Belen pazarını hepimiz biliriz. Perşembe günü öğleye kadar, Cuma günleri öğleden sonra kurulur. Köylülerin kendi mahsulünü getirdiği pazarları çok önemserim. Hem üreticiyi desteklemek, hem de doğal ürünler almak iki tarafın da yararına olur. Geçen hafta özellikle alıç almak için gittiğimde karşılaştığım fiyatlara eminim siz de şaşıracaksınız. Tezgahlarda artık etiket kullanma devri bitti sayılır. O nedenle her şeyi satıcıya soruyoruz. Kasada alıçları görünce fiyatını soruyorum. 350 lira yanıtını alınca yürümeye devam ediyorum. İki üç tezgah ötedeki satıcıda 150 lira…El insaf… Aralarında kalite farkı göremediğiniz, ayrı kişilerin sattığı ürünler arasında, olsun da 50 lira fark olsun arkadaş… Bu durumdan da şikayetçiyim. Pazar yerlerinde de denetleme olsun ama herkese olsun. Ayırmadan, kayırmadan…
*
Bir ay kadar önce bir tatil beldesinde, sakin bir köyün meydanında soluklanmak için oturuyoruz. Sade, salaş tabir edilen, çınar altı bir mekan.

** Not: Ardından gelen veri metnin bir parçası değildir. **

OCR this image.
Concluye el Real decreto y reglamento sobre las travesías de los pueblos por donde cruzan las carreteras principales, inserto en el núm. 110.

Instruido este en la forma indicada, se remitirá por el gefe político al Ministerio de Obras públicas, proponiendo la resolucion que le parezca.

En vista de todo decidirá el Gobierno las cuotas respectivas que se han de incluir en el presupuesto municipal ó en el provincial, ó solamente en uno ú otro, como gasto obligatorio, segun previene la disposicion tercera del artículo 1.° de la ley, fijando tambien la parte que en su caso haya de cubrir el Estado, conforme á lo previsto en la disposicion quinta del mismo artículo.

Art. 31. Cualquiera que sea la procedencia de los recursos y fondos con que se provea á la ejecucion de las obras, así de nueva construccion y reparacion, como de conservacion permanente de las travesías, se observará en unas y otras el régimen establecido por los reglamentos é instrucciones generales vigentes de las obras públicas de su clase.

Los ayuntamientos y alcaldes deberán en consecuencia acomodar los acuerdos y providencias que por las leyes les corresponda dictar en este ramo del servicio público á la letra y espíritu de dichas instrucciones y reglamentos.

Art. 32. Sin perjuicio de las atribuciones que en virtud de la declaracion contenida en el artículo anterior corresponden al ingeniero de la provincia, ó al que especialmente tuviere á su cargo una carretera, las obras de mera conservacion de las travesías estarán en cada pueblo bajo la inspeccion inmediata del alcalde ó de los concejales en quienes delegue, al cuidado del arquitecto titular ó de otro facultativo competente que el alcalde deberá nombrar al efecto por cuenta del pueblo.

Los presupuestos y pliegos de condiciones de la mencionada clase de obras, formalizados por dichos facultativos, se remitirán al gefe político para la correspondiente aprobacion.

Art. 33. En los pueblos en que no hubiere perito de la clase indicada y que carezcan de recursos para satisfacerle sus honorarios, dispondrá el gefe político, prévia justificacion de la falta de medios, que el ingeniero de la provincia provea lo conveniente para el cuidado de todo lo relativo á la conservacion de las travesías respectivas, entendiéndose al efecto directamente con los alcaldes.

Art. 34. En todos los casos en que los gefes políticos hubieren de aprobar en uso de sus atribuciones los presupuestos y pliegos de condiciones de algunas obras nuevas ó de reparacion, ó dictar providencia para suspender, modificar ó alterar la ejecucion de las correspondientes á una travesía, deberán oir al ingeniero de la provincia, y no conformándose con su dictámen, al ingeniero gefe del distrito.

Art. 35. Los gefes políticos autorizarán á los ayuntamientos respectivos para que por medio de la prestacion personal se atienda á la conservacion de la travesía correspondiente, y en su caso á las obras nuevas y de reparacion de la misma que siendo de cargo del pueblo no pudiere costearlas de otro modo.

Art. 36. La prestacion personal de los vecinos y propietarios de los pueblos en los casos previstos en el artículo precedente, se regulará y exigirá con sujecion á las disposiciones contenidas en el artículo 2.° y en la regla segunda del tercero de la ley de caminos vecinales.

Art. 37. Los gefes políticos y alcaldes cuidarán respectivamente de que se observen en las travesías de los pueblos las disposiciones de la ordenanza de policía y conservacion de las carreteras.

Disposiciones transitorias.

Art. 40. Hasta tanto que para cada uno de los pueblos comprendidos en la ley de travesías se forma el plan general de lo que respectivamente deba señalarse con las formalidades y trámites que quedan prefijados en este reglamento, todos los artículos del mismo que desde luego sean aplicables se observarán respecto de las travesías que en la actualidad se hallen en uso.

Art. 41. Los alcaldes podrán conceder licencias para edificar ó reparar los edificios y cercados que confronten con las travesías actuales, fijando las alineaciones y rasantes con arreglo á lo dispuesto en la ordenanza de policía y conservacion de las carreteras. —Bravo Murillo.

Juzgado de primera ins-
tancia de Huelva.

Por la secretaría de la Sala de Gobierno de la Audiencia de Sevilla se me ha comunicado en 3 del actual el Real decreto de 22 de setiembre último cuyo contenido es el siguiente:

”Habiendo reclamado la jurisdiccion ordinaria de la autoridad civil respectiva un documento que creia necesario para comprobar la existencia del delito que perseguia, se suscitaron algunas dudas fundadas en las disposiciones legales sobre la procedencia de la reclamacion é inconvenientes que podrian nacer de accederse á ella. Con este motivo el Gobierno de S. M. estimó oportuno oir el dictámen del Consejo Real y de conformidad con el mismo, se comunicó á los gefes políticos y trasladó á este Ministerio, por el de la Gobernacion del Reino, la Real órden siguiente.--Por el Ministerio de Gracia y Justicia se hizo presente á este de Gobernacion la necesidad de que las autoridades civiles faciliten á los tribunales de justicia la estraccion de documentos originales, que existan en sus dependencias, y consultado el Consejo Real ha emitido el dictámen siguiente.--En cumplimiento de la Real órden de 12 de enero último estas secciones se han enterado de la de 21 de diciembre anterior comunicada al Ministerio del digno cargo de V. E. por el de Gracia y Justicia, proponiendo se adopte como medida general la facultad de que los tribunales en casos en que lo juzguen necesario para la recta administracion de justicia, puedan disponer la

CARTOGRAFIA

Bir bardak ayrana 100 lira ödüyoruz. Hayat pahalılığı, enflasyon hepimizi kıskacına almış, bir kilo süt 35 lira iken, (Hadi yerine göre farklılık gösterip, 40- 50 TL olsun. Hazır yoğurt almadığımdan onun fiyatını bilmiyorum. O da 60 – 70 TL olsun.) Arkadaşım, 1 kg. yoğurttan kaç bardak ayran çıkar bir hesapla… Bu yaklaşımın esnaflıkla uzaktan yakından alakası var mı sizce de…
*
Bu sabah hayvancılık yapan, çiftlik sahibi biriyle biraz lafladık. Doğal diye aldığımız ürünlere nelerin katıldığını konuşurken, süte katıldığını iddia ettiği “Çamaşır sodası” ağzımı bir karış açık bıraktı. Emin olmak için tekrar tekrar sordum ve ne yazık ki aldığım cevap yanlış anlamadığımı destekliyordu. Çamaşır sodası süte kıvam katıyormuş. Sizi bilmem ama ben bunu ilk kez duydum. Şahit olduğu bir diğer olay da gittikleri bir mandırada, süt kazanına düşen bidonu almak için, görevlinin çizmeleriyle sütün içine girdiği. Bunlar o kişinin iddia ettiği. Bu ve benzeri durumların önlenmesi için ilgili birimlerin daha sık denetim yapmalarını beklemek bir vatandaş olarak en tabi hakkımız değil mi?
*
Kıymanın kilosu ortalama 500 TL iken, kilosu 250 TL’ye satılan sucuğun içeriğini merak etmemek mümkün mü? Ama piyasada satılıyor. Vatandaş da ben çok memnunum diyerek kangal kangal alıyor.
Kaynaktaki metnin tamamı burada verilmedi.